The significance for Texaco of the Getty merger - which would be the largest in US corporate history - is that Getty brings with it a sizable corporate ''dowry'' of oil and gas reserves. The easy oil finds have been found, and Texaco is buying reserves for half or a third of the amount it would cost to drill for them.
''If oil costs $10 to $20 or more a barrel to find, and they (Texaco) can buy it at $6, it makes sense,'' says Mr. Ilacqua of L. F. Rothschild. What is unclear, he says, and will remain unclear for some years, is what kind of return Texaco will get on this purchase. And other oil companies buying smaller ones for their reserves will be in the same boat.
Oil companies buying reserves are generally seen as trying to bring their cash flow into better balance with their reserves - and there is another way to do this, although it is a method seen as less sound. This is the royalty trust, set up by spinning off pumping operations into a separate entity. This is what T. Boone Pickens Jr. and his associates at Mesa Petroleum have been trying to force the management of Gulf Oil Corporation to do. Mr. Ilacqua sees a royalty trust as a logical step for a company that can't reinvest its cash flow prudently for a ''decent return,'' as he says Shell, for example, has done.
But Mr. Spriggs disagrees. It is not clear that oil companies with trusts spun off have increased or held their value as the royalty-trust theory says they are supposed to. He also questions the wisdom of cutting off a major revenue-producing arm of a company. ''A big-size company needs all the cash it's got to find reserves.'' He notes that Texaco is not buying Getty with excess cash burning a hole in its corporate pocket, but rather is having to borrow and issue new stock.
Mr. Quaid at F.Eberstadt calls the royalty trust ''very much a gimmick,'' and Mr. Lichtblau at the research institute notes that the trust benefits only the shareholders, without adding to a company's reserves.

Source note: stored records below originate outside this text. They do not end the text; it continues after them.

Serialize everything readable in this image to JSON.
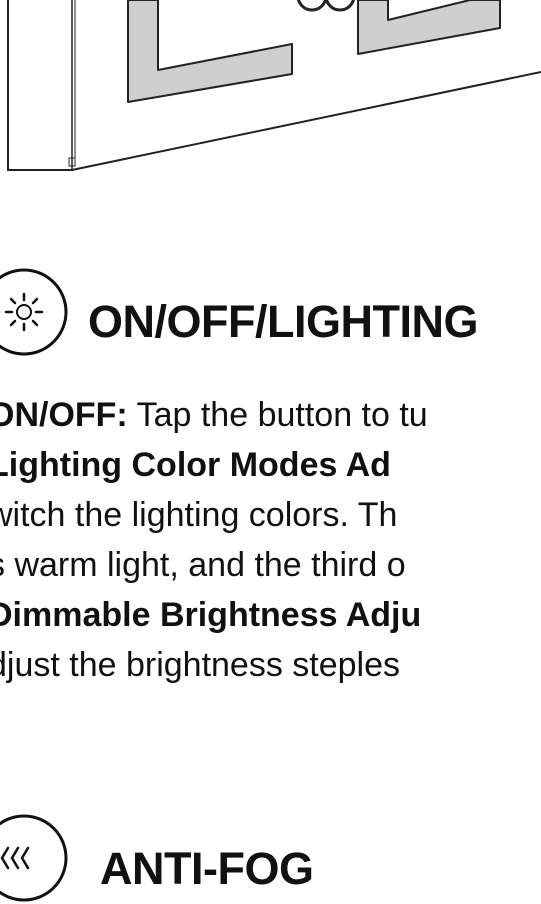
{
  "sections": {
    "lighting": {
      "icon": "sun-icon",
      "title": "ON/OFF/LIGHTING",
      "lines": [
        {
          "bold": "ON/OFF:",
          "text": " Tap the button to tu"
        },
        {
          "bold": " Lighting Color Modes Ad",
          "text": ""
        },
        {
          "bold": "",
          "text": "witch the lighting colors. Th"
        },
        {
          "bold": "",
          "text": "s warm light, and the third o"
        },
        {
          "bold": "Dimmable Brightness Adju",
          "text": ""
        },
        {
          "bold": "",
          "text": "djust the brightness steples"
        }
      ]
    },
    "antifog": {
      "icon": "defog-wave-icon",
      "title": "ANTI-FOG"
    }
  },
  "colors": {
    "text": "#111111",
    "frame_fill": "#cfcfcf",
    "outline": "#222222"
  }
}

There seems to be a trend toward fewer, but not necessarily bigger, oil companies. The impact on consumers is seen as minimal - they will have somewhat fewer choices of corner filling stations, and gasoline prices will be held down, or at least won't go up as fast as they might otherwise. There are still thousands of oil companies in the United States, and energy analysts note that the industry is still much less concentrated than, say, the automobile industry.